If we see any information that shows a connection to either of these domains we need to look into it right away.
We found out that the recargapopular[.]com domain is getting data from infected systems and it is in JSON format. If we see any connections going out to this domain from our company computers we should think of it as a sign that they are infected for sure.
There are six anthfu account repositories, on Hugging Face that could be a problem. They might have downloads that’re not safe and security teams should check for them in the list of things they use to make AI.
The trevlo npm package and its associated execution chain, including the CodeRun102.exe Winos 4.0 stager, provide additional indicators for teams with Node.js development environments.
For organizations that cannot confirm whether developer endpoints connected to any of the affected repositories during the exposure window, credential rotation for accounts accessible from those endpoints is the appropriate immediate response. The stealer’s targeting of browser-stored credentials, cryptocurrency wallets, and Discord accounts means the personal and professional account separation of affected developers becomes a relevant secondary risk surface.
The Enterprise AI Governance Gap This Campaign Exposes
The broader implication of the Hugging Face campaign for enterprise security leadership extends beyond this specific incident. It documents the arrival of sophisticated, nation-state adjacent threat actors in the AI model supply chain, operating with evasion techniques and infrastructure specifically engineered for this attack surface.

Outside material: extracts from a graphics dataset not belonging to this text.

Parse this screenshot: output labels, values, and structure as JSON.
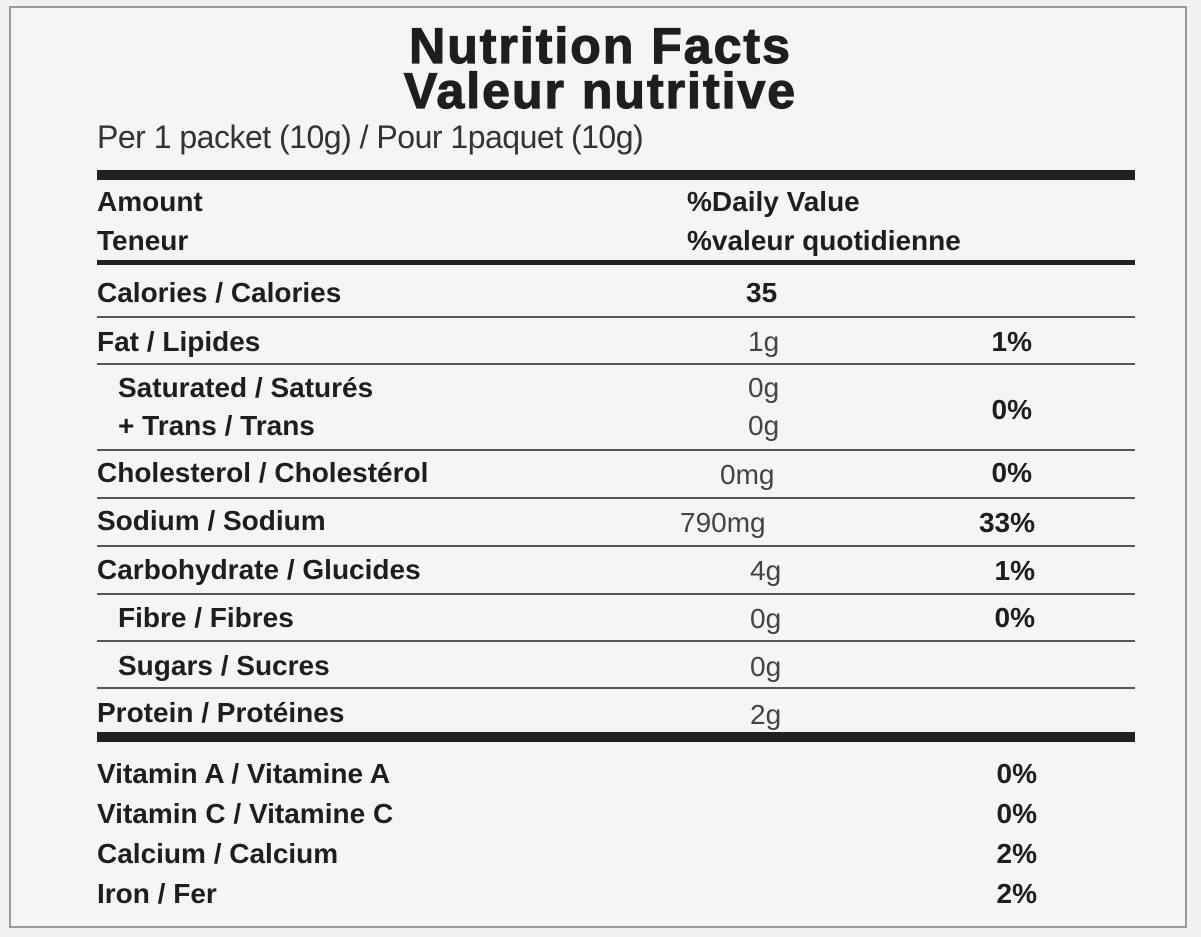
{
  "header": {
    "title_en": "Nutrition Facts",
    "title_fr": "Valeur nutritive",
    "serving": "Per 1 packet (10g) / Pour 1paquet (10g)"
  },
  "columns": {
    "amount_en": "Amount",
    "amount_fr": "Teneur",
    "dv_en": "%Daily Value",
    "dv_fr": "%valeur quotidienne"
  },
  "nutrients": [
    {
      "label": "Calories / Calories",
      "amount": "35",
      "dv": ""
    },
    {
      "label": "Fat / Lipides",
      "amount": "1g",
      "dv": "1%"
    },
    {
      "label": "Saturated / Saturés",
      "amount": "0g",
      "dv": ""
    },
    {
      "label": "+ Trans / Trans",
      "amount": "0g",
      "dv": "0%"
    },
    {
      "label": "Cholesterol / Cholestérol",
      "amount": "0mg",
      "dv": "0%"
    },
    {
      "label": "Sodium / Sodium",
      "amount": "790mg",
      "dv": "33%"
    },
    {
      "label": "Carbohydrate / Glucides",
      "amount": "4g",
      "dv": "1%"
    },
    {
      "label": "Fibre / Fibres",
      "amount": "0g",
      "dv": "0%"
    },
    {
      "label": "Sugars / Sucres",
      "amount": "0g",
      "dv": ""
    },
    {
      "label": "Protein / Protéines",
      "amount": "2g",
      "dv": ""
    }
  ],
  "vitamins": [
    {
      "label": "Vitamin A / Vitamine A",
      "dv": "0%"
    },
    {
      "label": "Vitamin C / Vitamine C",
      "dv": "0%"
    },
    {
      "label": "Calcium / Calcium",
      "dv": "2%"
    },
    {
      "label": "Iron / Fer",
      "dv": "2%"
    }
  ]
}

Enterprise organizations that have deployed AI development programs without extending their supply chain security governance to cover AI model repositories are carrying a gap that this campaign has now proven is actively exploited. The remediation is not technically complex, but it requires deliberate program design decisions that most AI governance frameworks have not yet incorporated.
Verification requirements for AI model downloads, mandatory sandbox analysis of any execution scripts accompanying model files, network monitoring for connections to AI model platform domains from developer endpoints, and removal of platform popularity metrics as trust signals are the foundational controls this campaign argues for. None of them require new tooling investment. They require policy decisions and enforcement within existing security program infrastructure.
The organizations that treat this campaign as an isolated incident rather than a category signal will encounter the next iteration of this attack surface without the controls to detect or prevent it. The organizations that treat it as evidence that AI model supply chain governance requires the same maturity as traditional software supply chain security will be structurally better positioned when that next campaign arrives.